The light beam control of the focusing and/or tracking is performed by means of the control system which comprises a control circuit and an optical system with an objective lens, a mirror and other optical components of an optical pickup.
The control system is fundamentally a servo loop control system. The light beam from the light source is transmitted or reflected by the data storing medium, and the light is detected by a dual- or quadruple-photo detector. The detector supplies a servo error signal to the control circuit. The control circuit drives the optical system depending on the servo error signal and the light beam is controlled to effect focusing and/or tracking in a closed loop manner.
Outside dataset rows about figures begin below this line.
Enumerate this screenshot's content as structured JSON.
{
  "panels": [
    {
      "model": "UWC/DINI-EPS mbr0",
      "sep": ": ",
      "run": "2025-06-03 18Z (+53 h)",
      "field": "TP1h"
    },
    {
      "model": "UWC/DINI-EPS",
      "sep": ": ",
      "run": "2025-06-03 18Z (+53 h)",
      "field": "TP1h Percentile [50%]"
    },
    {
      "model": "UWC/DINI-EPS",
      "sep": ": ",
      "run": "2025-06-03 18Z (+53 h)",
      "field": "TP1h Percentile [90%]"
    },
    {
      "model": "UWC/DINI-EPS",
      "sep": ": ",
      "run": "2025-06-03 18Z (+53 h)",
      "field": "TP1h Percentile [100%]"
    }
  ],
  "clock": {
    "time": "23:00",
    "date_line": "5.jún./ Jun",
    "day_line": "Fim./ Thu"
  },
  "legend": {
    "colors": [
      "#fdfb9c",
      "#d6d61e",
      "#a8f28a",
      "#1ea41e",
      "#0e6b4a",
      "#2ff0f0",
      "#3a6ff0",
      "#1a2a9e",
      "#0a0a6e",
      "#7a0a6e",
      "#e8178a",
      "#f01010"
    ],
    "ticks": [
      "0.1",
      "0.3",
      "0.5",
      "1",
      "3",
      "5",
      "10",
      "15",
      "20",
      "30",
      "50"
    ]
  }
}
To put it more concretely, the focusing control of the light beam is performed by the shift of the moving objective lens or the optical pickup which is driven by the control circuit depending on the focus error signal as a servo error signal. Also the tracking control of the light beam is performed by the shift of the objective lens position, or the change of the inclination of the mirror, or the shift of the optical pickup position by means of a voice coil motor which is driven by the control circuit depending on the tracking error signal as a servo error signal.
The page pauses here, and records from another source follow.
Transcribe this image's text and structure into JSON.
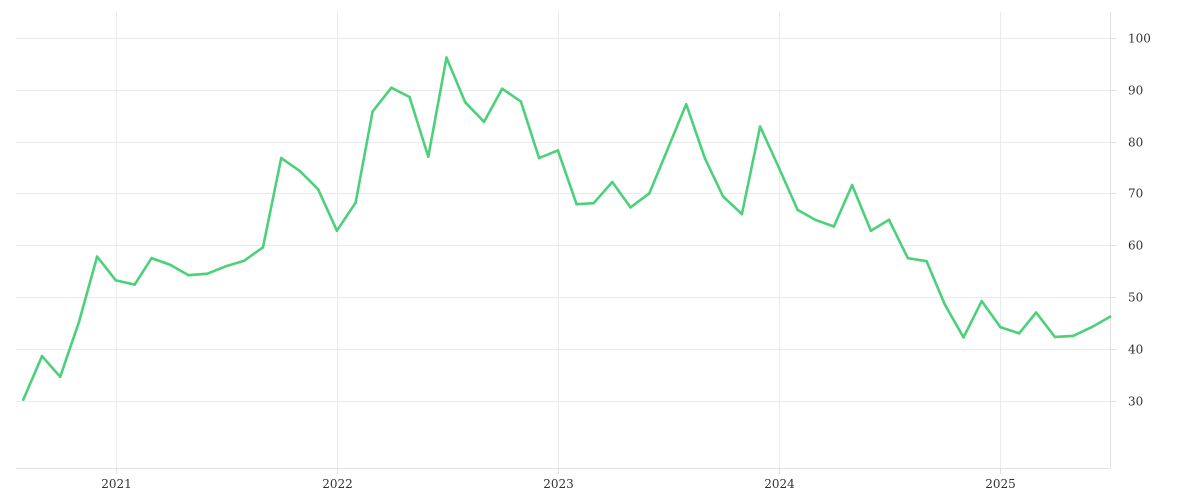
{
  "chart_data": {
    "type": "line",
    "title": "",
    "xlabel": "",
    "ylabel": "",
    "grid": true,
    "legend": "none",
    "y_axis_position": "right",
    "line_color": "#4cd17a",
    "grid_color": "#ebebeb",
    "ylim": [
      17,
      105
    ],
    "xlim": [
      "2020-07-20",
      "2025-07-01"
    ],
    "x_ticks": [
      {
        "label": "2021",
        "date": "2021-01-01"
      },
      {
        "label": "2022",
        "date": "2022-01-01"
      },
      {
        "label": "2023",
        "date": "2023-01-01"
      },
      {
        "label": "2024",
        "date": "2024-01-01"
      },
      {
        "label": "2025",
        "date": "2025-01-01"
      }
    ],
    "y_ticks": [
      30,
      40,
      50,
      60,
      70,
      80,
      90,
      100
    ],
    "series": [
      {
        "x": [
          "2020-08-01",
          "2020-09-01",
          "2020-10-01",
          "2020-11-01",
          "2020-12-01",
          "2021-01-01",
          "2021-02-01",
          "2021-03-01",
          "2021-04-01",
          "2021-05-01",
          "2021-06-01",
          "2021-07-01",
          "2021-08-01",
          "2021-09-01",
          "2021-10-01",
          "2021-11-01",
          "2021-12-01",
          "2022-01-01",
          "2022-02-01",
          "2022-03-01",
          "2022-04-01",
          "2022-05-01",
          "2022-06-01",
          "2022-07-01",
          "2022-08-01",
          "2022-09-01",
          "2022-10-01",
          "2022-11-01",
          "2022-12-01",
          "2023-01-01",
          "2023-02-01",
          "2023-03-01",
          "2023-04-01",
          "2023-05-01",
          "2023-06-01",
          "2023-07-01",
          "2023-08-01",
          "2023-09-01",
          "2023-10-01",
          "2023-11-01",
          "2023-12-01",
          "2024-01-01",
          "2024-02-01",
          "2024-03-01",
          "2024-04-01",
          "2024-05-01",
          "2024-06-01",
          "2024-07-01",
          "2024-08-01",
          "2024-09-01",
          "2024-10-01",
          "2024-11-01",
          "2024-12-01",
          "2025-01-01",
          "2025-02-01",
          "2025-03-01",
          "2025-04-01",
          "2025-05-01",
          "2025-06-01",
          "2025-07-01"
        ],
        "values": [
          30.2,
          38.6,
          34.6,
          45.2,
          57.8,
          53.2,
          52.4,
          57.5,
          56.2,
          54.2,
          54.5,
          55.9,
          57.0,
          59.6,
          76.8,
          74.3,
          70.8,
          62.8,
          68.2,
          85.8,
          90.4,
          88.6,
          77.1,
          96.2,
          87.6,
          83.8,
          90.2,
          87.7,
          76.8,
          78.3,
          67.9,
          68.1,
          72.2,
          67.3,
          70.0,
          78.4,
          87.2,
          76.7,
          69.4,
          66.0,
          82.9,
          75.0,
          66.8,
          64.9,
          63.6,
          71.6,
          62.8,
          64.9,
          57.5,
          56.9,
          48.6,
          42.2,
          49.2,
          44.2,
          43.0,
          47.0,
          42.3,
          42.5,
          44.2,
          46.2
        ]
      }
    ]
  }
}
However, as previously described, the light source emits the high powered light beam and the weakened low powered light beam in the write mode and the read-out mode, respectively. Therefore, in the prior art, once the loop gain of the control system is adjusted to the write mode, the control system has to work in the poor control gain when the memory system is operated in the read-out mode. On the other hand, once the loop gain of the control system is adjusted to the read-out mode, the control system has to work in the excessive control gain when the memory system is operated in the write mode.
Thus the memory system in the prior art has a shortcoming of unstable control in the light beam focusing or tracking.
To overcome the above drawback, there is proposed an improved optical memory system in which the loop gain of the control system is changed by means of a change-over switch together with the change of the power of the light beam (Japanese Patent Application Laid-open No. 84-22290).
According to the prior art, the loop gain of the control system is changed by means of the switch depending on the operation mode of the memory system e.g. write mode or read-out mode.
However, the control system can not maintain the suitably controlled condition when there is a drop in the power of the light beam due to the degradation of the light source or others. Thus, there is still left the short coming of the poverty of the stable control in the light beam focusing and/or tracking in the memory system.
Besides the prior art above described, there is another prior art for the compensation of the drop in the power of light beam due to the degradation of the light source so as to maintain the suitably controlled condition of the control system.
In the above system, a part of the light beam emitted from the light source is splitted by an optical means e.g. beam splitter which is located in the light pass between the light source and the data storing medium. The intensity of the split light beam is detected by means of an especially located photo detector e.g. silicon photo-cell. Thus the control system can be operated to maintain the suitably controlled condition according to the signal detected by the photo detector (Journal of the SMPTE, vol. 83, pp. 557, 1975).
According to the prior art as above described, however, not only the beam splitter and other components are especially required for the system but also a part of the light beam is split away from the emitted light flux from the light source by means of the beam splitter. Thus the light beam which is originally used for the irradiation onto the data storing medium is partially used for the detecting of the light power. Furthermore it is difficult to shoot the cause of the trouble due to the degradation of the light source or the matter with the optical means.